But the work I put into the process is not reflected in the reviews I get in return. The last review I got on my book, Snow Babies, was supposed to be a verified purchase review. That means the reviewer is supposed to buy a copy of the e-book. $0.99 is not too much to ask. I spent $3.95 on the last book I reviewed. But the reviewer turned in a review about three hours after taking the assignment and did not buy a copy of the book. It’s a five-star review because the reviewer read the other reviews and all but one of those is five stars.
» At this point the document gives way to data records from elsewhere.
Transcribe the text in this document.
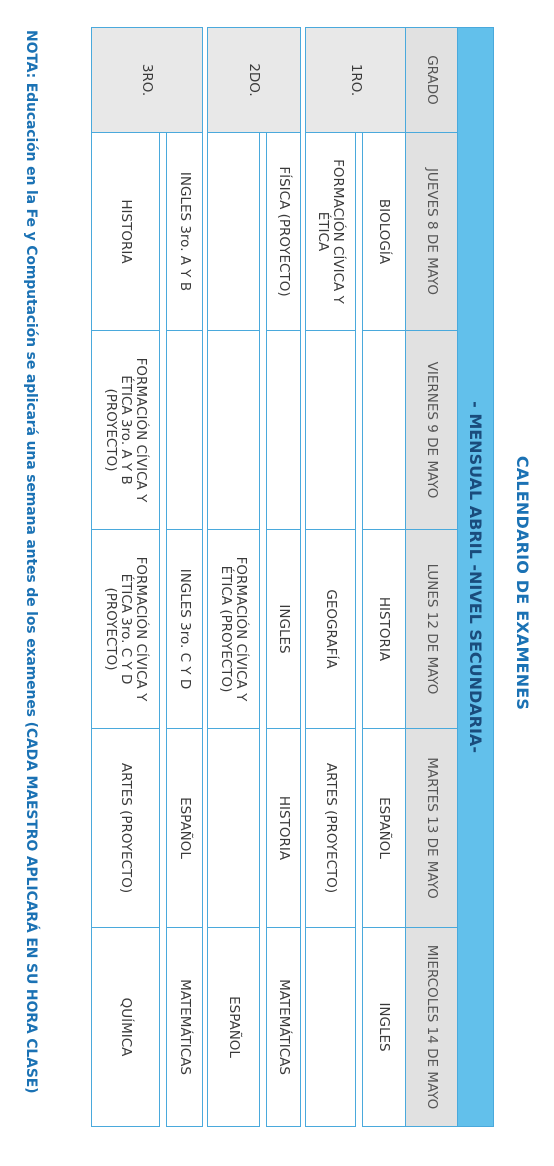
CALENDARIO DE EXAMENES
- MENSUAL ABRIL -NIVEL SECUNDARIA-					
GRADO	JUEVES 8 DE MAYO	VIERNES 9 DE MAYO	LUNES 12 DE MAYO	MARTES 13 DE MAYO	MIERCOLES 14 DE MAYO
1RO.	BIOLOGÍA		HISTORIA	ESPAÑOL	INGLES

	FORMACIÓN CÍVICA Y ÉTICA		GEOGRAFÍA	ARTES (PROYECTO)	

2DO.	FÍSICA (PROYECTO)		INGLES	HISTORIA	MATEMÁTICAS

			FORMACIÓN CÍVICA Y ÉTICA (PROYECTO)		ESPAÑOL

3RO.	INGLES 3ro. A Y B		INGLES 3ro. C Y D	ESPAÑOL	MATEMÁTICAS

	HISTORIA	FORMACIÓN CÍVICA Y ÉTICA 3ro. A Y B (PROYECTO)	FORMACIÓN CÍVICA Y ÉTICA 3ro. C Y D (PROYECTO)	ARTES (PROYECTO)	QUÍMICA
NOTA: Educación en la Fe y Computación se aplicará una semana antes de los examenes (CADA MAESTRO APLICARÁ EN SU HORA CLASE)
So, I am cheated out of the sale, and I did not get an honest review because it does not take a Sherlock-Holmes brain to figure out, “HE DID NOT READ THE BOOK!”

I need to keep going with Pubby at least for the rest of the year-long subscription I purchased because it does give me a chance to get read. And I am not the only honest reviewer on there who will read all night to get a 75,000-word novel or book read in only four days. And a Kirkus Review costs more than a thousand dollars, and if you get an unlucky choice of semi-insane reviewer, the Kirkus Reputation can be the kiss of death even for a good book.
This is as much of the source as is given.